Health Services Needs And Demand
School Admission Criteria
Pubmed Central ID:PMC3704166
Funding:1 K01 HL103173-01/HL/NHLBI NIH HHS/United States
2T32HL793711/HL/NHLBI NIH HHS/United States
K01 HL103173/HL/NHLBI NIH HHS/United States
T32 HL007937/HL/NHLBI NIH HHS/United States
U48DP001910/DP/NCCDPHP CDC HHS/United States
Description:Recent research indicates that the cultural competence training students receive during medical school might not adequately address the issues that arise when caring for patients of different cultures.
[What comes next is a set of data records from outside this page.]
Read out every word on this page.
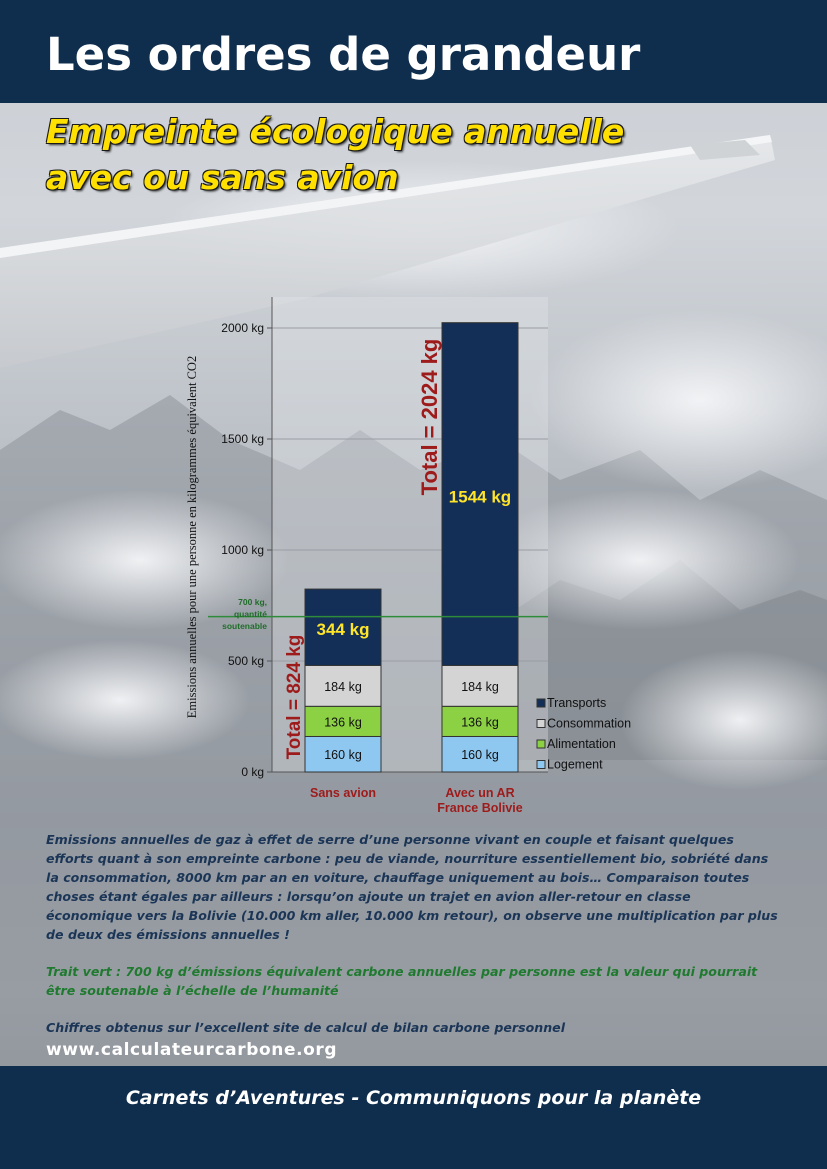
Les ordres de grandeur
Empreinte écologique annuelle
avec ou sans avion
0 kg
500 kg
1000 kg
1500 kg
2000 kg
Emissions annuelles pour une personne en kilogrammes équivalent CO2
160 kg
136 kg
184 kg
344 kg
Sans avion
160 kg
136 kg
184 kg
1544 kg
Avec un AR
France Bolivie
Total = 824 kg
Total = 2024 kg
700 kg,
quantité
soutenable
Transports
Consommation
Alimentation
Logement

Emissions annuelles de gaz à effet de serre d’une personne vivant en couple et faisant quelques efforts quant à son empreinte carbone : peu de viande, nourriture essentiellement bio, sobriété dans la consommation, 8000 km par an en voiture, chauffage uniquement au bois… Comparaison toutes choses étant égales par ailleurs : lorsqu’on ajoute un trajet en avion aller-retour en classe économique vers la Bolivie (10.000 km aller, 10.000 km retour), on observe une multiplication par plus de deux des émissions annuelles !

Trait vert : 700 kg d’émissions équivalent carbone annuelles par personne est la valeur qui pourrait être soutenable à l’échelle de l’humanité

Chiffres obtenus sur l’excellent site de calcul de bilan carbone personnel

www.calculateurcarbone.org
Carnets d’Aventures - Communiquons pour la planète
Because of their unique communication, linguistic, and cultural issues, incorporating deaf people who use sign language into cultural competence education at medical schools might help to bridge this gap in cross-cultural education. The Deaf Strong Hospital (DSH) program at the University of Rochester School of Medicine and Dentistry, started in 1998, exposes first-year medical students to the issues that are relevant to providing effective patient care and to establishing multicultural sensitivity early in their medical education. Because medical students better acquire cross-cultural competence through hands-on experience rather than through lectures, the DSH program, which includes a role-reversal exercise in which medical students play the role of the patients, provides such a model for other medical schools and health care training centers to use in teaching future health care providers how to address the relevant cultural, linguistic, and communication needs of both their deaf patients and their non-English-speaking patients. This article describes the DSH program curriculum, shares findings from both medical students' short-term and long-term postprogram evaluations, and provides a framework for the implementation of a broader cultural and linguistic sensitivity training program specific to working with and improving the quality of health care among deaf people.